© sxc.huLeur dernière apparition remonte au 13 octobre dernier. Mercredi 11 juillet, une expédition franco-népalaise, commanditée par les familles des victimes, a retrouvé deux des quatre corps de Jean-Baptiste Moreau, Raphaël Perrissin, Vincent Villedieu et Stefan Cieslar, au pied de la montagne Ganesh Himal 7, située à la frontière entre le Népal et le Tibet chinois. Mardi matin, les autorités népalaises avaient pourtant affirmé avoir retrouvé les quatre alpinistes.
Selon le guide de haute montagne français qui se trouvait aux côtés des guides népalais au moment de la découverte et leur a "organisé une sépulture", "les corps étaient en mauvais état, après une chute de plus de 1.000 mètres". Il n'a pas été possible de les identifier, a-t-il précisé. "Ils ont été retrouvés sur le versant népalais de la montagne", a-t-il encore affirmé, réfutant une information de l'Association népalaise de l'Alpinisme, selon laquelle les quatre Grenoblois seraient passés clandestinement au Tibet. "Il y a un flou artistique sur le positionnement de la frontière, mais d'après mes cartes, ils étaient sur le versant népalais de la montagne", a assuré le guide.

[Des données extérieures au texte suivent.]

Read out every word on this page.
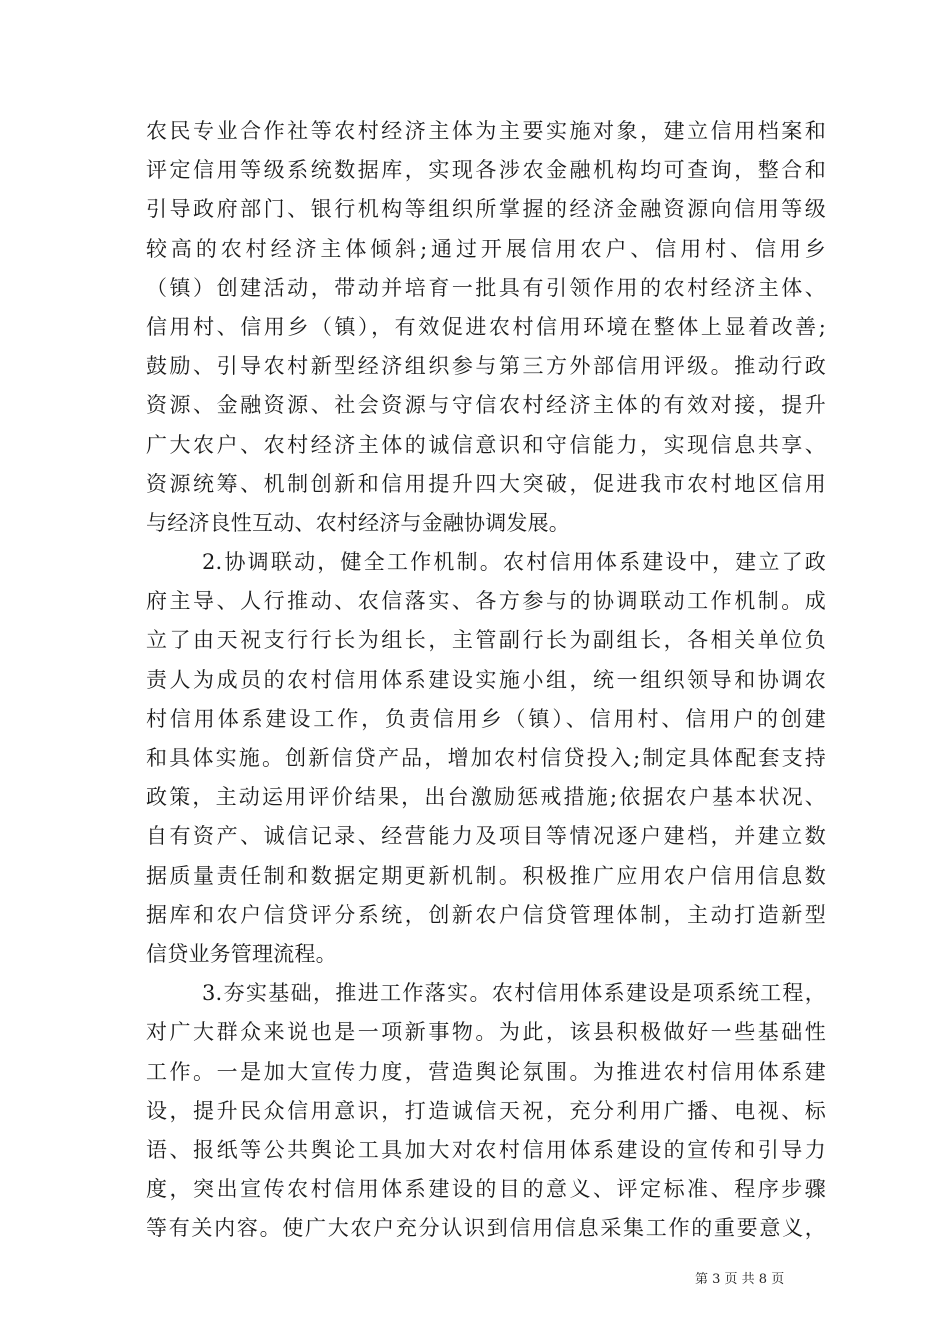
农民专业合作社等农村经济主体为主要实施对象，建立信用档案和
评定信用等级系统数据库，实现各涉农金融机构均可查询，整合和
引导政府部门、银行机构等组织所掌握的经济金融资源向信用等级
较高的农村经济主体倾斜;通过开展信用农户、信用村、信用乡
（镇）创建活动，带动并培育一批具有引领作用的农村经济主体、
信用村、信用乡（镇），有效促进农村信用环境在整体上显着改善;
鼓励、引导农村新型经济组织参与第三方外部信用评级。推动行政
资源、金融资源、社会资源与守信农村经济主体的有效对接，提升
广大农户、农村经济主体的诚信意识和守信能力，实现信息共享、
资源统筹、机制创新和信用提升四大突破，促进我市农村地区信用
与经济良性互动、农村经济与金融协调发展。
2.协调联动，健全工作机制。农村信用体系建设中，建立了政
府主导、人行推动、农信落实、各方参与的协调联动工作机制。成
立了由天祝支行行长为组长，主管副行长为副组长，各相关单位负
责人为成员的农村信用体系建设实施小组，统一组织领导和协调农
村信用体系建设工作，负责信用乡（镇）、信用村、信用户的创建
和具体实施。创新信贷产品，增加农村信贷投入;制定具体配套支持
政策，主动运用评价结果，出台激励惩戒措施;依据农户基本状况、
自有资产、诚信记录、经营能力及项目等情况逐户建档，并建立数
据质量责任制和数据定期更新机制。积极推广应用农户信用信息数
据库和农户信贷评分系统，创新农户信贷管理体制，主动打造新型
信贷业务管理流程。
3.夯实基础，推进工作落实。农村信用体系建设是项系统工程，
对广大群众来说也是一项新事物。为此，该县积极做好一些基础性
工作。一是加大宣传力度，营造舆论氛围。为推进农村信用体系建
设，提升民众信用意识，打造诚信天祝，充分利用广播、电视、标
语、报纸等公共舆论工具加大对农村信用体系建设的宣传和引导力
度，突出宣传农村信用体系建设的目的意义、评定标准、程序步骤
等有关内容。使广大农户充分认识到信用信息采集工作的重要意义，
第 3 页 共 8 页
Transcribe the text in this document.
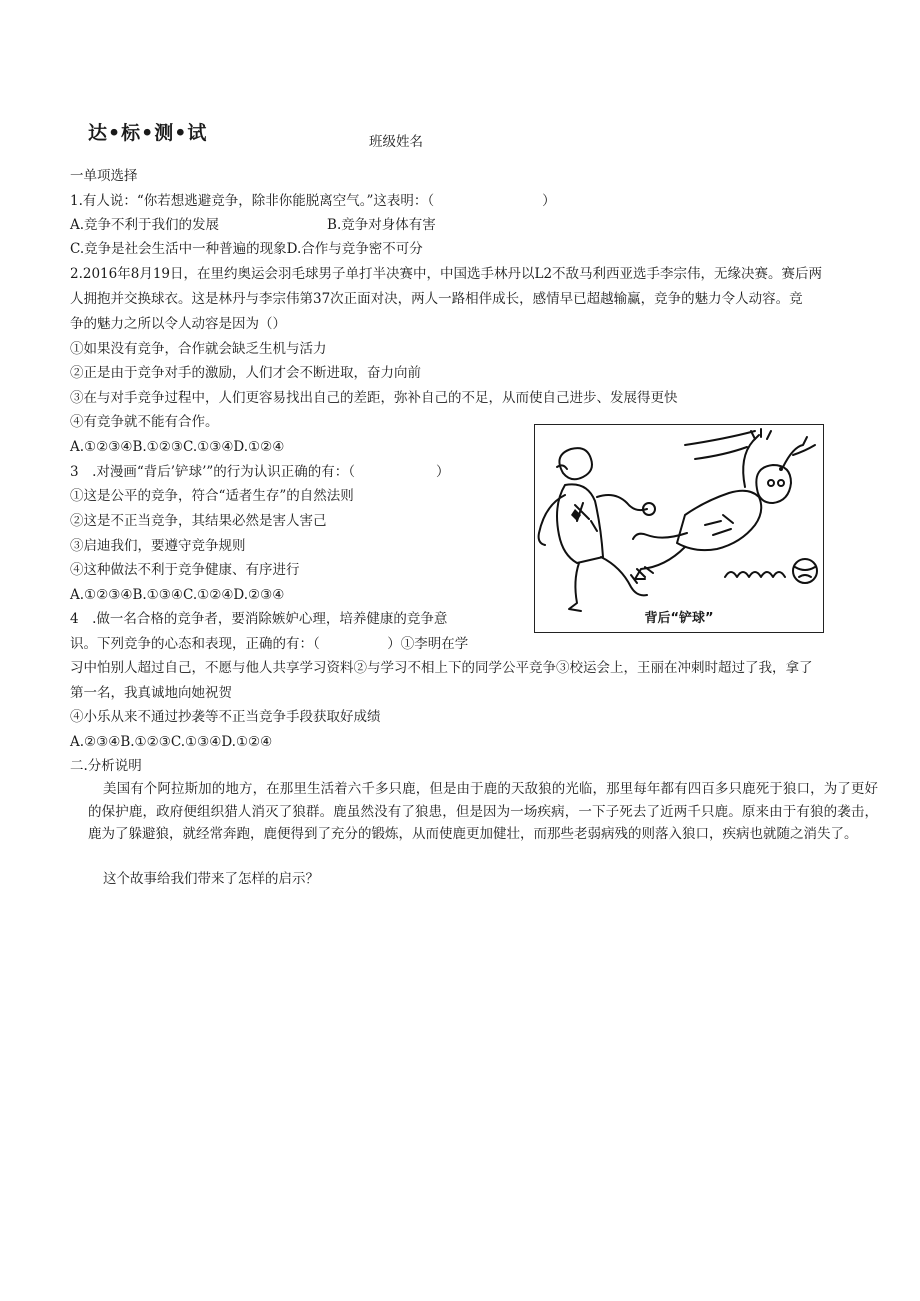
达•标•测•试	班级姓名
一单项选择
1.有人说：“你若想逃避竞争，除非你能脱离空气。”这表明：（　　　　　　　　）
A.竞争不利于我们的发展　　　　　　　　B.竞争对身体有害
C.竞争是社会生活中一种普遍的现象D.合作与竞争密不可分
2.2016年8月19日，在里约奥运会羽毛球男子单打半决赛中，中国选手林丹以L2不敌马利西亚选手李宗伟，无缘决赛。赛后两
人拥抱并交换球衣。这是林丹与李宗伟第37次正面对决，两人一路相伴成长，感情早已超越输赢，竞争的魅力令人动容。竞
争的魅力之所以令人动容是因为（）
①如果没有竞争，合作就会缺乏生机与活力
②正是由于竞争对手的激励，人们才会不断进取，奋力向前
③在与对手竞争过程中，人们更容易找出自己的差距，弥补自己的不足，从而使自己进步、发展得更快
④有竞争就不能有合作。
A.①②③④B.①②③C.①③④D.①②④
3　.对漫画“背后’铲球’”的行为认识正确的有：（　　　　　　）
①这是公平的竞争，符合“适者生存”的自然法则
②这是不正当竞争，其结果必然是害人害己
③启迪我们，要遵守竞争规则
④这种做法不利于竞争健康、有序进行
A.①②③④B.①③④C.①②④D.②③④
背后“铲球”
4　.做一名合格的竞争者，要消除嫉妒心理，培养健康的竞争意
识。下列竞争的心态和表现，正确的有：（　　　　　）①李明在学
习中怕别人超过自己，不愿与他人共享学习资料②与学习不相上下的同学公平竞争③校运会上，王丽在冲刺时超过了我，拿了
第一名，我真诚地向她祝贺
④小乐从来不通过抄袭等不正当竞争手段获取好成绩
A.②③④B.①②③C.①③④D.①②④
二.分析说明
美国有个阿拉斯加的地方，在那里生活着六千多只鹿，但是由于鹿的天敌狼的光临，那里每年都有四百多只鹿死于狼口，为了更好的保护鹿，政府便组织猎人消灭了狼群。鹿虽然没有了狼患，但是因为一场疾病，一下子死去了近两千只鹿。原来由于有狼的袭击，鹿为了躲避狼，就经常奔跑，鹿便得到了充分的锻炼，从而使鹿更加健壮，而那些老弱病残的则落入狼口，疾病也就随之消失了。
这个故事给我们带来了怎样的启示？
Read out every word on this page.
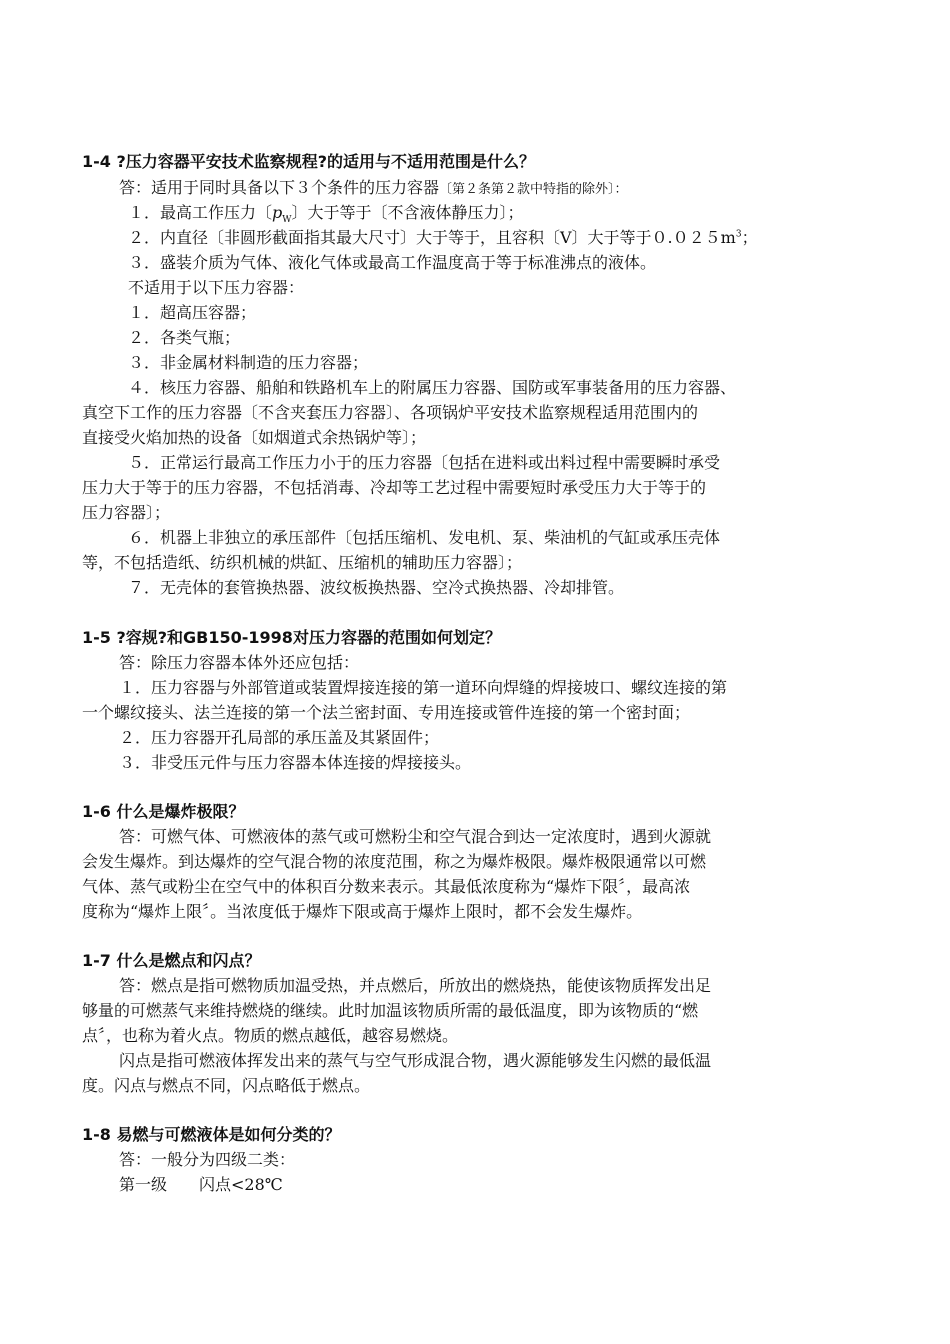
1-4 ?压力容器平安技术监察规程?的适用与不适用范围是什么？
答：适用于同时具备以下３个条件的压力容器〔第２条第２款中特指的除外〕：
１．最高工作压力〔$p_W$〕大于等于〔不含液体静压力〕；
２．内直径〔非圆形截面指其最大尺寸〕大于等于，且容积〔V〕大于等于$0.025m^3$；
３．盛装介质为气体、液化气体或最高工作温度高于等于标准沸点的液体。
不适用于以下压力容器：
１．超高压容器；
２．各类气瓶；
３．非金属材料制造的压力容器；
４．核压力容器、船舶和铁路机车上的附属压力容器、国防或军事装备用的压力容器、
真空下工作的压力容器〔不含夹套压力容器〕、各项锅炉平安技术监察规程适用范围内的
直接受火焰加热的设备〔如烟道式余热锅炉等〕；
５．正常运行最高工作压力小于的压力容器〔包括在进料或出料过程中需要瞬时承受
压力大于等于的压力容器，不包括消毒、冷却等工艺过程中需要短时承受压力大于等于的
压力容器〕；
６．机器上非独立的承压部件〔包括压缩机、发电机、泵、柴油机的气缸或承压壳体
等，不包括造纸、纺织机械的烘缸、压缩机的辅助压力容器〕；
７．无壳体的套管换热器、波纹板换热器、空冷式换热器、冷却排管。
1-5 ?容规?和GB150-1998对压力容器的范围如何划定？
答：除压力容器本体外还应包括：
１．压力容器与外部管道或装置焊接连接的第一道环向焊缝的焊接坡口、螺纹连接的第
一个螺纹接头、法兰连接的第一个法兰密封面、专用连接或管件连接的第一个密封面；
２．压力容器开孔局部的承压盖及其紧固件；
３．非受压元件与压力容器本体连接的焊接接头。
1-6 什么是爆炸极限？
答：可燃气体、可燃液体的蒸气或可燃粉尘和空气混合到达一定浓度时，遇到火源就
会发生爆炸。到达爆炸的空气混合物的浓度范围，称之为爆炸极限。爆炸极限通常以可燃
气体、蒸气或粉尘在空气中的体积百分数来表示。其最低浓度称为“爆炸下限〞，最高浓
度称为“爆炸上限〞。当浓度低于爆炸下限或高于爆炸上限时，都不会发生爆炸。
1-7 什么是燃点和闪点？
答：燃点是指可燃物质加温受热，并点燃后，所放出的燃烧热，能使该物质挥发出足
够量的可燃蒸气来维持燃烧的继续。此时加温该物质所需的最低温度，即为该物质的“燃
点〞，也称为着火点。物质的燃点越低，越容易燃烧。
闪点是指可燃液体挥发出来的蒸气与空气形成混合物，遇火源能够发生闪燃的最低温
度。闪点与燃点不同，闪点略低于燃点。
1-8 易燃与可燃液体是如何分类的？
答：一般分为四级二类：
第一级　　闪点<28℃
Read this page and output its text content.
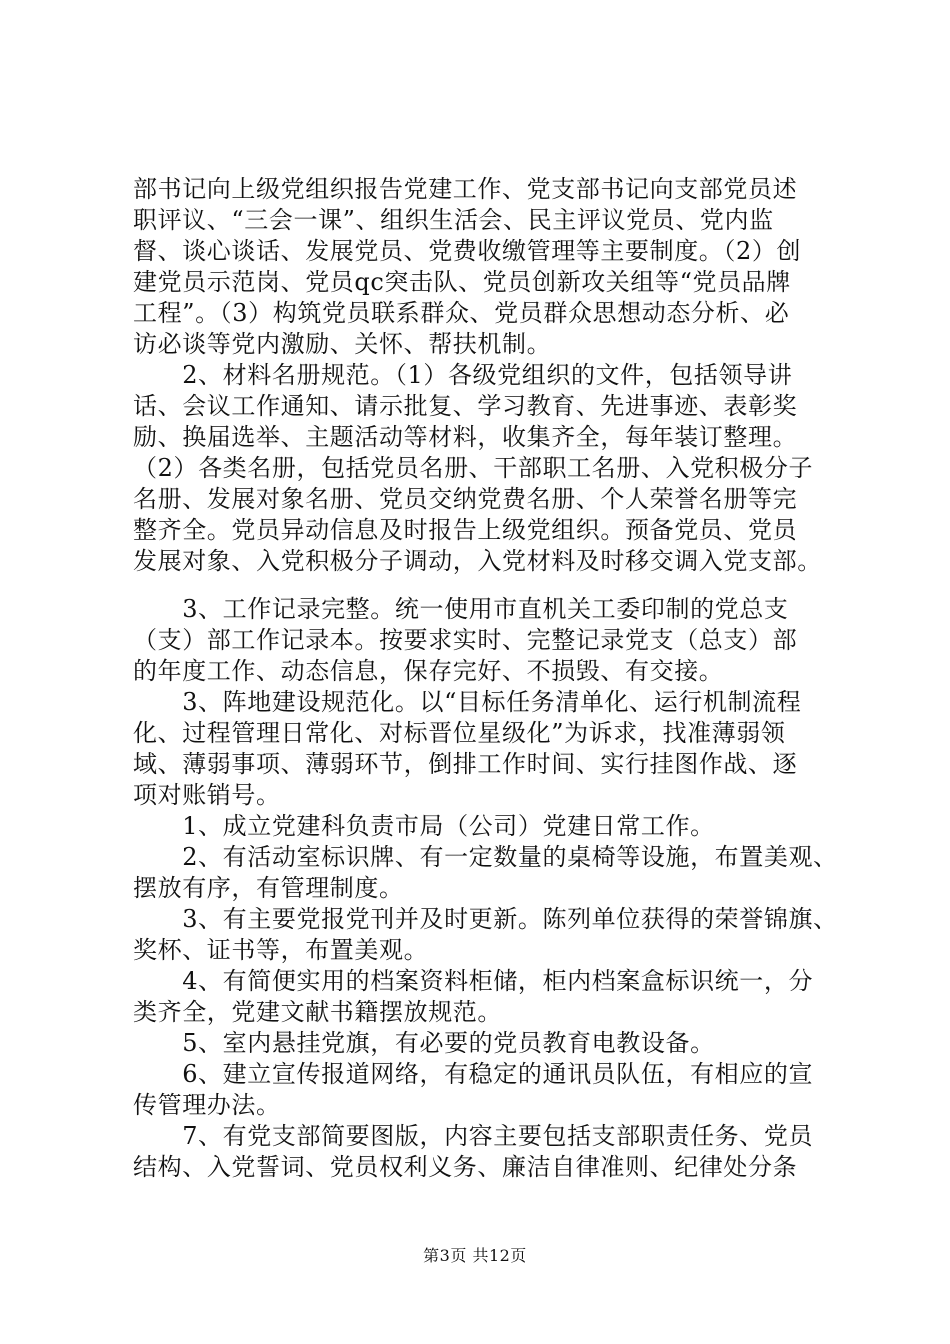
部书记向上级党组织报告党建工作、党支部书记向支部党员述
职评议、“三会一课”、组织生活会、民主评议党员、党内监
督、谈心谈话、发展党员、党费收缴管理等主要制度。（2）创
建党员示范岗、党员qc突击队、党员创新攻关组等“党员品牌
工程”。（3）构筑党员联系群众、党员群众思想动态分析、必
访必谈等党内激励、关怀、帮扶机制。
　　2、材料名册规范。（1）各级党组织的文件，包括领导讲
话、会议工作通知、请示批复、学习教育、先进事迹、表彰奖
励、换届选举、主题活动等材料，收集齐全，每年装订整理。
（2）各类名册，包括党员名册、干部职工名册、入党积极分子
名册、发展对象名册、党员交纳党费名册、个人荣誉名册等完
整齐全。党员异动信息及时报告上级党组织。预备党员、党员
发展对象、入党积极分子调动，入党材料及时移交调入党支部。
　　3、工作记录完整。统一使用市直机关工委印制的党总支
（支）部工作记录本。按要求实时、完整记录党支（总支）部
的年度工作、动态信息，保存完好、不损毁、有交接。
　　3、阵地建设规范化。以“目标任务清单化、运行机制流程
化、过程管理日常化、对标晋位星级化”为诉求，找准薄弱领
域、薄弱事项、薄弱环节，倒排工作时间、实行挂图作战、逐
项对账销号。
　　1、成立党建科负责市局（公司）党建日常工作。
　　2、有活动室标识牌、有一定数量的桌椅等设施，布置美观、
摆放有序，有管理制度。
　　3、有主要党报党刊并及时更新。陈列单位获得的荣誉锦旗、
奖杯、证书等，布置美观。
　　4、有简便实用的档案资料柜储，柜内档案盒标识统一，分
类齐全，党建文献书籍摆放规范。
　　5、室内悬挂党旗，有必要的党员教育电教设备。
　　6、建立宣传报道网络，有稳定的通讯员队伍，有相应的宣
传管理办法。
　　7、有党支部简要图版，内容主要包括支部职责任务、党员
结构、入党誓词、党员权利义务、廉洁自律准则、纪律处分条
第3页 共12页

"On les a retrouvés à un endroit totalement différent de ce qui était prévu, ce nous laisse penser que les quatre victimes ont dû devisser très près du sommet et que les autres corps sont dans le même secteur, mais sous des quantités de neige et de glace, car c'est un cône d'avalanche", a poursuivi le guide. "Ils étaient dans des conditions de froid, de vent et de mauvais temps", a-t-il dit.
"Ils n'avaient pas la volonté de tricher"
Agés entre 28 et 36 ans, les quatre alpinistes avaient obtenu un permis pour tenter l'escalade du Paldor (5.896 m) au Népal mais seraient finalement passés clandestinement au Tibet pour tenter un sommet de plus de 7.000 mètres, le Ganesh Himal 7 (7.200 m). Une version contestée par le père de l'un d'eux. "J'ai sous les yeux la facture retrouvée en octobre 2006 dans leur tente, avec le ticket de carte bleue de 735 dollars", a affirmé le père de Raphaël, Gérard Perrissin. "Ils ont payé deux permis, un pour le Paldor, auquel ils ont dû y renoncer à cause du mauvais temps, et une autre ascension prévue plus tard que malheureusement ils n'ont pu réaliser", a-t-il dit.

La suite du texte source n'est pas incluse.